Auch die Behauptung, dass es bei der Nichtvergabe von Bauaufträgen für die Tunnels zu einer Neuausschreibung und zu langen Sperrpausen komme, könne widerlegt werden. Dass die Inbetriebnahme des Bahnknotens nur zum Fahrplanwechsel im Dezember eines Jahres erfolgen könne, so dass selbst wenige Wochen Terminüberschreitung zu einem Verzug von einem Jahr führen würden, sei schwer nachvollziehbar, wie die Beispiele der Neubaustrecke Nürnberg-Ingolstadt und des Berliner Hauptbahnhofs zeigten.

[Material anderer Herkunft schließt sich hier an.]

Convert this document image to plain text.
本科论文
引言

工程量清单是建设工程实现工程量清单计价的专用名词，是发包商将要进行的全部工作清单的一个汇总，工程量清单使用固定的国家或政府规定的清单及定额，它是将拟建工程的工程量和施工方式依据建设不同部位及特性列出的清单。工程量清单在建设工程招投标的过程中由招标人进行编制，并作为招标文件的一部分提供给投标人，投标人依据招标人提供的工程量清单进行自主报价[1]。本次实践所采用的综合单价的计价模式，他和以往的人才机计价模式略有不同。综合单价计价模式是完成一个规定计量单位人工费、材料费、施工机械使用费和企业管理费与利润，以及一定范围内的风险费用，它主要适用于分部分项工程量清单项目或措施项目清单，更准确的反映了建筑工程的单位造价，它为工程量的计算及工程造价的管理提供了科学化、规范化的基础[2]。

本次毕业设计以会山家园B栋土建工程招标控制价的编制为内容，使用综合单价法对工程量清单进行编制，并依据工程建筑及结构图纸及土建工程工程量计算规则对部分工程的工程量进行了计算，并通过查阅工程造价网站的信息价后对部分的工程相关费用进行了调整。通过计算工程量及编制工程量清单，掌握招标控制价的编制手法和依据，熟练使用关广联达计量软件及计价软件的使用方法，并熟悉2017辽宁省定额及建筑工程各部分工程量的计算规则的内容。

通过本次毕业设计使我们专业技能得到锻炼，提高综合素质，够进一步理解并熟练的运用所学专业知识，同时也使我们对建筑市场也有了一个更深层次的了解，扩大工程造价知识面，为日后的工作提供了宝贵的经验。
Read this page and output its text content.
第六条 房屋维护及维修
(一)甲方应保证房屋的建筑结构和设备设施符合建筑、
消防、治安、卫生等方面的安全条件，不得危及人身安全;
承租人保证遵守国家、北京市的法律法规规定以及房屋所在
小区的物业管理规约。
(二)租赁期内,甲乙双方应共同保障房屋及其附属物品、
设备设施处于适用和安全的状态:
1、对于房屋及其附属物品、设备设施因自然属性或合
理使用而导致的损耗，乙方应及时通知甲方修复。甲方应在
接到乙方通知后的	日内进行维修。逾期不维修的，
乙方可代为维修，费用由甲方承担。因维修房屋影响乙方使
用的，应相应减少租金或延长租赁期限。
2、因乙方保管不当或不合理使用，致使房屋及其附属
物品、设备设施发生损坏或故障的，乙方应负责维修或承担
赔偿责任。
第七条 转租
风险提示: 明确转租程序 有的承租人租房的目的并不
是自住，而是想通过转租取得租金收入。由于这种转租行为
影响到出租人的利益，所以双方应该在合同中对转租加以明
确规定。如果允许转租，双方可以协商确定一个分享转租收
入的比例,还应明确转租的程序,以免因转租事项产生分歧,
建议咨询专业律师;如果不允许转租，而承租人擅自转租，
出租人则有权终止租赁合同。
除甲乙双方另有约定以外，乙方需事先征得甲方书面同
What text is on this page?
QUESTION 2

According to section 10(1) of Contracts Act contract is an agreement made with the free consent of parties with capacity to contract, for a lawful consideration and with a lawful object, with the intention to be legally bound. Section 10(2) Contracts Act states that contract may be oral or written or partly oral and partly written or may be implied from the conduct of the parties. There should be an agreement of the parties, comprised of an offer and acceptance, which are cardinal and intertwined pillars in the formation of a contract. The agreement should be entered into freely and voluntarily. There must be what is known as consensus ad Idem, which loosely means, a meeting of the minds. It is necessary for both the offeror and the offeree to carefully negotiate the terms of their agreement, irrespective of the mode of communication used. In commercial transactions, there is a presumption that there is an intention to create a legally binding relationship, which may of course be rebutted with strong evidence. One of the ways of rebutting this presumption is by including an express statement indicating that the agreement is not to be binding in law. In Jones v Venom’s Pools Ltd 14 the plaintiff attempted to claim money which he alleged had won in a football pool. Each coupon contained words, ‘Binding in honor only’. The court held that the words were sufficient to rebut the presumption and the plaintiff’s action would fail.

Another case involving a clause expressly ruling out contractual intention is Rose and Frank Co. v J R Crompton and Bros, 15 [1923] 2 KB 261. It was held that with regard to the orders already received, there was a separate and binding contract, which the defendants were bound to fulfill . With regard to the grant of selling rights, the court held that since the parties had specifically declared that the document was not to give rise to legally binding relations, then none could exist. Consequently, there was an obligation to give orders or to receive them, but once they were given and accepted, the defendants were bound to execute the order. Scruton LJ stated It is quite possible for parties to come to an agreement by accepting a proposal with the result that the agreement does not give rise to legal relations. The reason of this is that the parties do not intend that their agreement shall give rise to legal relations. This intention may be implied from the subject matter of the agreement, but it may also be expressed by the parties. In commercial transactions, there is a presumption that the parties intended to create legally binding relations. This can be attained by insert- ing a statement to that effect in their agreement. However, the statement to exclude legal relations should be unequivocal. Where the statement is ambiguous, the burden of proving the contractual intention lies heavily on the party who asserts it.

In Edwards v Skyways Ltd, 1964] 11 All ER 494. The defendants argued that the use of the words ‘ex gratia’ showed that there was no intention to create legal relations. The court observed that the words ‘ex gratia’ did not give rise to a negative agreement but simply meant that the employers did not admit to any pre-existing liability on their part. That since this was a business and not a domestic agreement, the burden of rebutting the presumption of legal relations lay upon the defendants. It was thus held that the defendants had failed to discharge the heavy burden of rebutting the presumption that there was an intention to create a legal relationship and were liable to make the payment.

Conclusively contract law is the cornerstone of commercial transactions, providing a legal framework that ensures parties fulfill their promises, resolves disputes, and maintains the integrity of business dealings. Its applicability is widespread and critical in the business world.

Rückendeckung bekam der Bahnmanager Kefer von der neuen Opposition im Landtag, die hart mit dem Verkehrsminister ins Gericht ging. "Entsetzt" äußerte sich CDU-Fraktionschef Peter Hauk über dessen Auftritt und forderte ihn auf, nun endlich "die Rolle des Protestlers aufzugeben". Mit seinem indirekten Aufruf zum Protest habe er "in schwersten Maße" gegen seine Amtspflichten verstoßen. "Peinlich" sei der Versuch, der Bahn den Schwarzen Peter zuzuschieben, sekundierte Hauks liberaler Kollege Hans-Ulrich Rülke. Nun sei die Regierung "in der harten Realität" angekommen, frohlockte die FDP-Landeschefin Birgit Homburger. Vor allem die Grünen hätten hohe Erwartungen erweckt, die sie jetzt nicht erfüllen könnten - der Beginn ihrer Entzauberung.

Die mitregierende SPD drängte es angesichts der schwierigen Lage nicht ins Rampenlicht. Ihr Finanzstaatssekretär Ingo Rust war zwar ebenfalls als Teilnehmer der Pressekonferenz im Staatsministerium angekündigt, trat dann aber doch nicht auf.